A sophisticated rhetorical technique is being systematically deployed in contemporary global politics, particularly within United States domestic and foreign policy. This maneuver—termed ‘the seasoning of reasonableness’—begins with articulating a concern that no reasonable person would deny, then uses that shared agreement as a bridge to justify extreme, coercive, or authoritarian measures that no reasonable person should accept.
The pattern follows a consistent three-step architecture: First, a genuine issue resonating with public anxiety is identified (border security, drug trafficking, AI risks, trade imbalances). Second, the policy response escalates far beyond what the initial concern warrants. Third, when challenged, proponents retreat to the original reasonable premise and accuse critics of dismissing the problem entirely.

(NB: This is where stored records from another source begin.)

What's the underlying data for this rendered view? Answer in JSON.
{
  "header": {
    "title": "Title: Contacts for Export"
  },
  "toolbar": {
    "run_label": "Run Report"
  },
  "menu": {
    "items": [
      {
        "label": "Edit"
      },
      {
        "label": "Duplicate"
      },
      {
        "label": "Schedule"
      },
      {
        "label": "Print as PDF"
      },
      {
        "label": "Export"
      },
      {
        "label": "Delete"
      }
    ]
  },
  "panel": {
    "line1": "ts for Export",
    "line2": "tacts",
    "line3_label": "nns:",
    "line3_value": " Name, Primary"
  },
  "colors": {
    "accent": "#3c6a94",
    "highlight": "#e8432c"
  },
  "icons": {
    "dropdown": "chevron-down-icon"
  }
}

This technique transforms legitimate concerns into launching pads for disproportionate action. In border security, the reasonable right of nations to manage immigration has justified militarized ICE raids in sensitive locations, deportation of legal residents, and systematic family separation. In trade policy, legitimate debates about supply chains and deficits have been exploited to impose random unilateral tariffs—functioning as economic bludgeoning rather than thoughtful policy.
The Caribbean region experiences this pattern with particular intensity. While drug trafficking and organized crime are genuine regional scourges, the U.S. administration uses this concern to justify behavior resembling coercion rather than partnership. Recent deportation flights, characterization of entire populations as criminal vectors, and implicit sovereignty threats extend far beyond plausible counter-narcotics objectives.

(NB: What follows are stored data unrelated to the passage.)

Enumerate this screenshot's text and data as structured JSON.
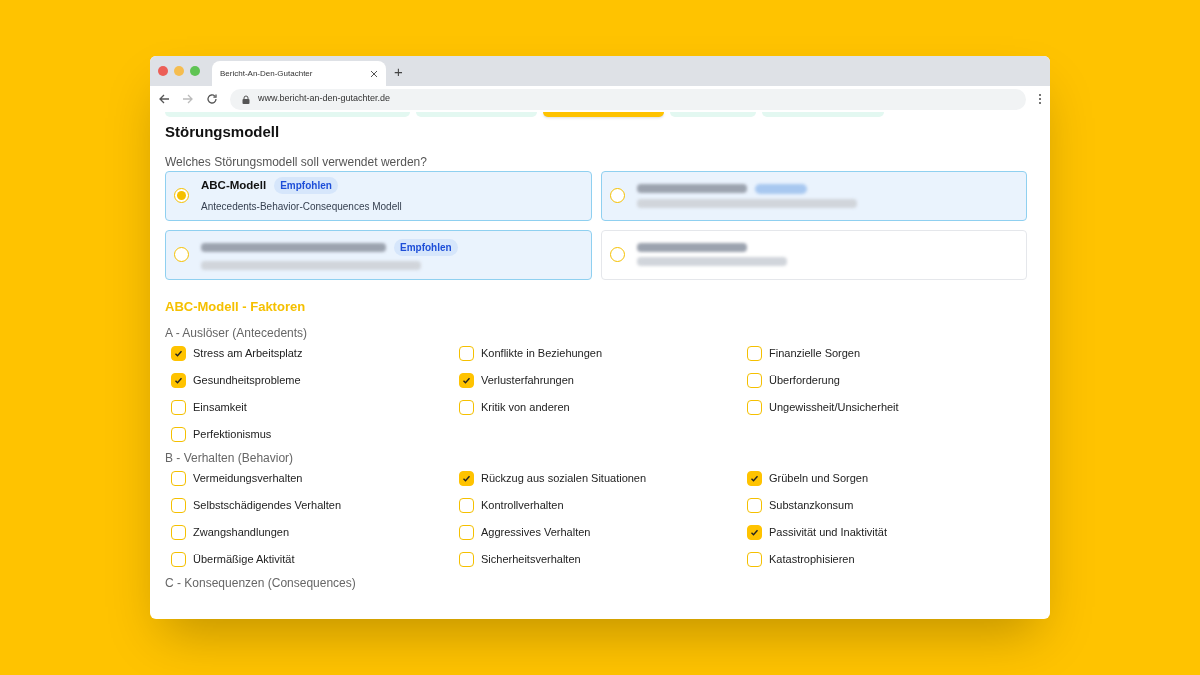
{
  "browser": {
    "tab_title": "Bericht-An-Den-Gutachter",
    "new_tab": "+",
    "url": "www.bericht-an-den-gutachter.de"
  },
  "steps": [
    {
      "selected": false
    },
    {
      "selected": false
    },
    {
      "selected": true
    },
    {
      "selected": false
    },
    {
      "selected": false
    }
  ],
  "title": "Störungsmodell",
  "question": "Welches Störungsmodell soll verwendet werden?",
  "options": [
    {
      "title": "ABC-Modell",
      "badge": "Empfohlen",
      "description": "Antecedents-Behavior-Consequences Modell",
      "selected": true,
      "highlighted": true,
      "redacted": false
    },
    {
      "selected": false,
      "highlighted": true,
      "redacted": true
    },
    {
      "badge": "Empfohlen",
      "selected": false,
      "highlighted": true,
      "redacted": true
    },
    {
      "selected": false,
      "highlighted": false,
      "redacted": true
    }
  ],
  "factors_title": "ABC-Modell - Faktoren",
  "groups": [
    {
      "title": "A - Auslöser (Antecedents)",
      "items": [
        {
          "label": "Stress am Arbeitsplatz",
          "checked": true
        },
        {
          "label": "Konflikte in Beziehungen",
          "checked": false
        },
        {
          "label": "Finanzielle Sorgen",
          "checked": false
        },
        {
          "label": "Gesundheitsprobleme",
          "checked": true
        },
        {
          "label": "Verlusterfahrungen",
          "checked": true
        },
        {
          "label": "Überforderung",
          "checked": false
        },
        {
          "label": "Einsamkeit",
          "checked": false
        },
        {
          "label": "Kritik von anderen",
          "checked": false
        },
        {
          "label": "Ungewissheit/Unsicherheit",
          "checked": false
        },
        {
          "label": "Perfektionismus",
          "checked": false
        }
      ]
    },
    {
      "title": "B - Verhalten (Behavior)",
      "items": [
        {
          "label": "Vermeidungsverhalten",
          "checked": false
        },
        {
          "label": "Rückzug aus sozialen Situationen",
          "checked": true
        },
        {
          "label": "Grübeln und Sorgen",
          "checked": true
        },
        {
          "label": "Selbstschädigendes Verhalten",
          "checked": false
        },
        {
          "label": "Kontrollverhalten",
          "checked": false
        },
        {
          "label": "Substanzkonsum",
          "checked": false
        },
        {
          "label": "Zwangshandlungen",
          "checked": false
        },
        {
          "label": "Aggressives Verhalten",
          "checked": false
        },
        {
          "label": "Passivität und Inaktivität",
          "checked": true
        },
        {
          "label": "Übermäßige Aktivität",
          "checked": false
        },
        {
          "label": "Sicherheitsverhalten",
          "checked": false
        },
        {
          "label": "Katastrophisieren",
          "checked": false
        }
      ]
    },
    {
      "title": "C - Konsequenzen (Consequences)"
    }
  ]
}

The technique has deep historical roots in colonial ‘civilizing missions’ where exploitation was built on selectively reasonable observations. Today’s vocabulary has merely shifted from ‘civilization’ to ‘security’ and from ‘order’ to ‘compliance.’

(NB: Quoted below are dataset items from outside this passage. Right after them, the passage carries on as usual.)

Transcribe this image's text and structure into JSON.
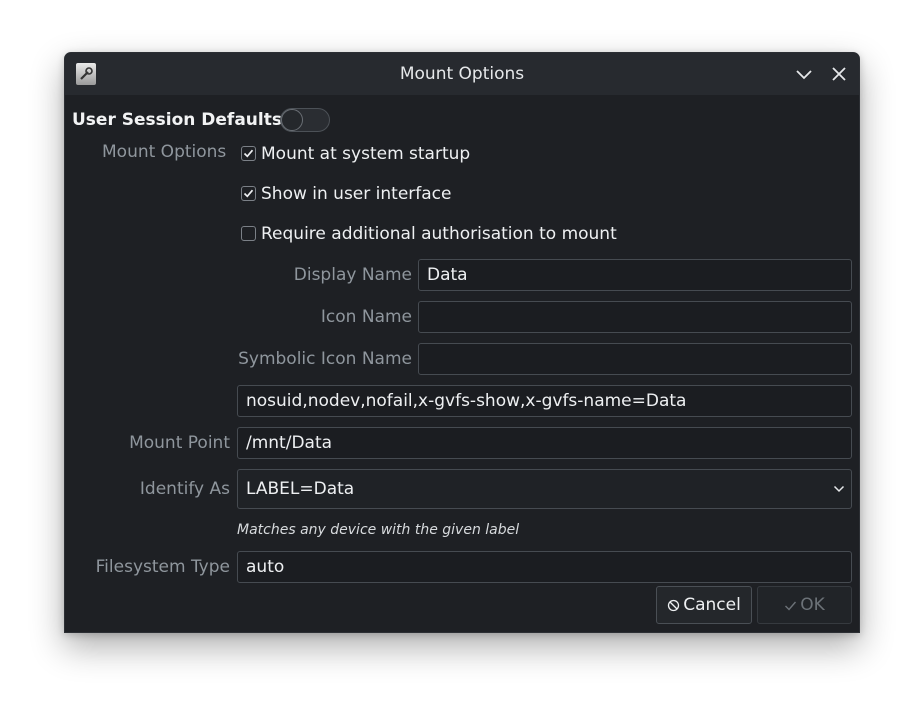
{
  "window": {
    "title": "Mount Options"
  },
  "defaults": {
    "label": "User Session Defaults",
    "enabled": false
  },
  "mount_options": {
    "section_label": "Mount Options",
    "checkboxes": [
      {
        "label": "Mount at system startup",
        "checked": true
      },
      {
        "label": "Show in user interface",
        "checked": true
      },
      {
        "label": "Require additional authorisation to mount",
        "checked": false
      }
    ]
  },
  "fields": {
    "display_name": {
      "label": "Display Name",
      "value": "Data"
    },
    "icon_name": {
      "label": "Icon Name",
      "value": ""
    },
    "symbolic_icon_name": {
      "label": "Symbolic Icon Name",
      "value": ""
    },
    "options_string": {
      "value": "nosuid,nodev,nofail,x-gvfs-show,x-gvfs-name=Data"
    },
    "mount_point": {
      "label": "Mount Point",
      "value": "/mnt/Data"
    },
    "identify_as": {
      "label": "Identify As",
      "value": "LABEL=Data",
      "hint": "Matches any device with the given label"
    },
    "filesystem_type": {
      "label": "Filesystem Type",
      "value": "auto"
    }
  },
  "buttons": {
    "cancel": "Cancel",
    "ok": "OK"
  }
}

The most corrosive effect is epistemological: when reasonable concerns are systematically instrumentalized, citizens learn to distrust all policy arguments. This erosion of good-faith disagreement fundamentally undermines democratic governance. For small states with limited leverage, whose primary instrument has always been moral argument and appeals to shared norms, this poisoning of reasonable discourse is particularly damaging.
Resistance begins with naming the pattern and refusing false binaries. The intellectually honest position acknowledges that problems are real while maintaining that the chosen solutions are wrong. In an era defined by the abuse of reasonableness, insisting on genuine reason becomes itself a radical act.